My character was designed to be a loner assassin type, and his purpose in life at this point is saving his mother – who has suddenly disappeared and is, of course, very important to him. This makes random goblins or a succubus seem like someone else's problem even though these were put in the story to make the party come together.

The party

The party has six members, including myself. So far my DM has not given my character any reason to stick with the party. He has given my character hints, that prove the mother has been in the same town. But other than that, nothing that leads me to believe that the undead, who is ravaging the nearby towns, is the reason for her sudden disappearance.

Furthermore, he has no bond with the other party members, he just met them.

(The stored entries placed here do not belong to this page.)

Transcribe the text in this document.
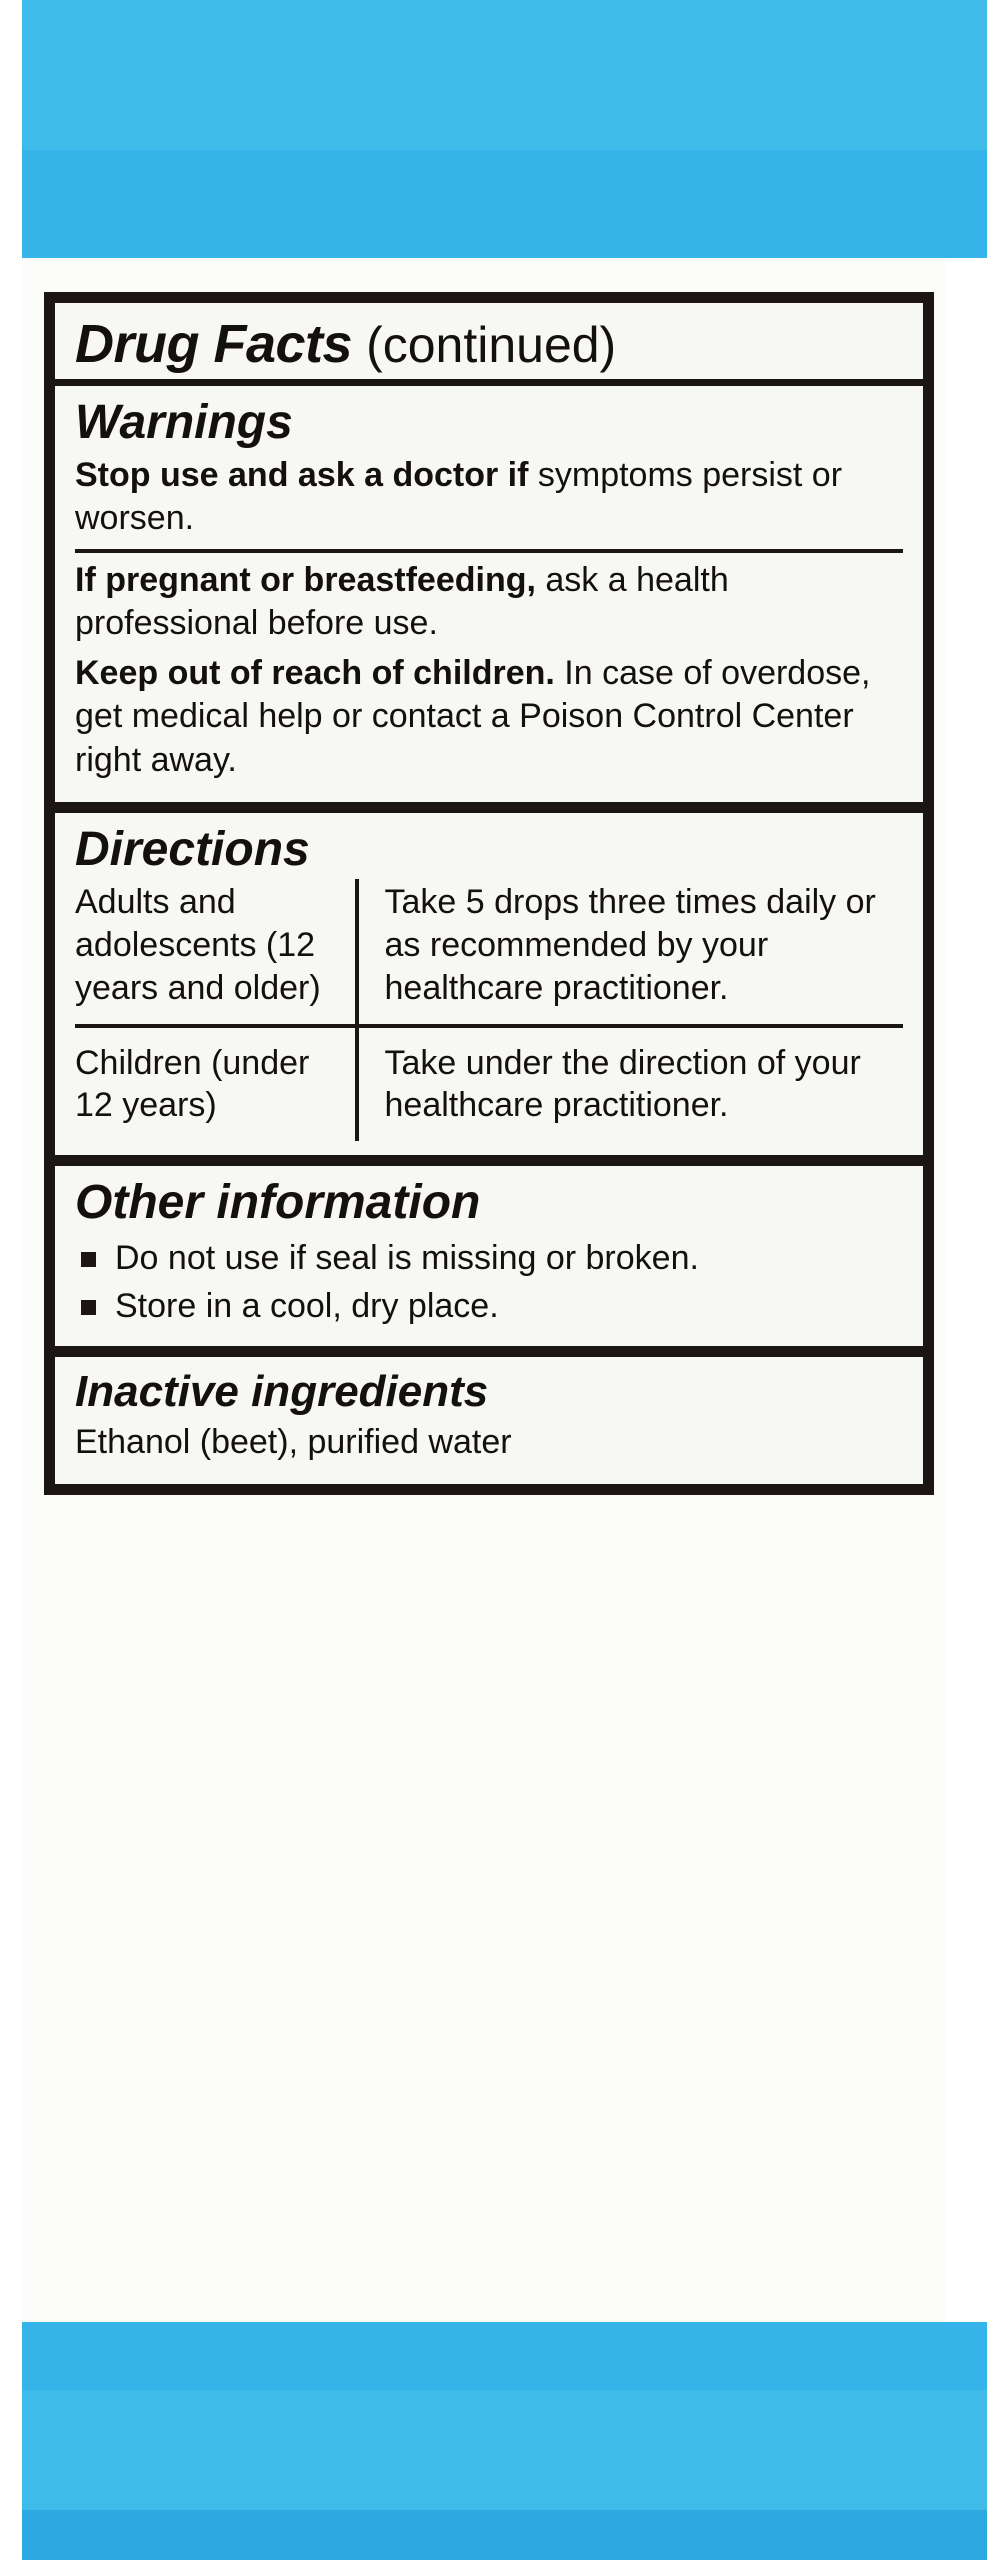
Drug Facts (continued)
Warnings
Stop use and ask a doctor if symptoms persist or worsen.
If pregnant or breastfeeding, ask a health professional before use.
Keep out of reach of children. In case of overdose, get medical help or contact a Poison Control Center right away.
Directions
Adults and adolescents (12 years and older)	Take 5 drops three times daily or as recommended by your healthcare practitioner.
Children (under 12 years)	Take under the direction of your healthcare practitioner.
Other information
Do not use if seal is missing or broken.
Store in a cool, dry place.
Inactive ingredients
Ethanol (beet), purified water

At this point it would be more logical for him to go solo or hire people to help him achieve his goal.

It feels like I'm being forced to make my character go with the party against his will, because I'd have to stop playing him if he didn't.

Looking for ways around the problem

Personally, I think I made a mistake during the creation of this character in being too single-minded and being a loner type who doesn't care for the other PC's, whom he just met a couple of days ago.

He kind of misses the two things, which I think are reasons for a character to keep going down the main story or stick with the party instead of going straight for his personal goal. These reasons are bonds with other PC's or a link to the main story.

This leads me to believe I should just go back to the drawing table and create a new character with a different personal motivation to join so it will work with the main story which is now possible because of the information I now have from playing part of it. Instead of going in blind and make a personal goal which is too different from the main story, like I did with my current character.

On the other hand the DM could give me a hint (or a more obvious hint, I could have missed it), which leads my character to believe that following the current trail of bodies the undead has left behind leads to his mother.

Currently I'm trying to figure out, how I can keep playing my character without having to change his personality or his goal and stick with the party.

Are there any other ways to fix a character, other than the two options I mentioned above?

Best Answer

Change Your Character (And Yourself)

It’s a crummy world in which no one ever changes. You can change your existing character in two ways if you think like an author:

  1. The other PCs barely know your character. You can objectively change things about them that simply haven’t been revealed yet. Maybe your PC always did have a soft spot for elves or whatever. Maybe they were having a real bad day in the first session because it was their missing mother's birthday or something. You can incorporate or change on the fly anything about your character or their background not yet revealed to the audience without it being causing issues with retcon.

  2. People change. Maybe one of those other PCs saves your PC from death and he, like people do, has a come to Jesus moment and decides he does care about other people and isn’t going to be such a dink. See where they need to go and move them there (like, I might add, just about any fantasy/scifi story you will consume in any medium does with their characters).

These are the obvious direct solutions. The more pro solutions (which kinda mirror the others in terms of being split along design time/play time) are:

  1. Stop designing characters that need the GM or someone else to spoonfeed you to keep them in the game. That’s not their job, it’s your job. Any overly simplistic “loner” character is not good for most games.

  2. Avoid “My Guy” syndrome. Real people are complex. There’s people I know that are single-minded but not to the point of being feral about it. You, the player, decide what your PC does in any situation, not “them.” There is no them. You make choices that contribute to the fun of the table instead of taking it away. And you justify it (frankly, or not) in your character’s mind-space however you need to.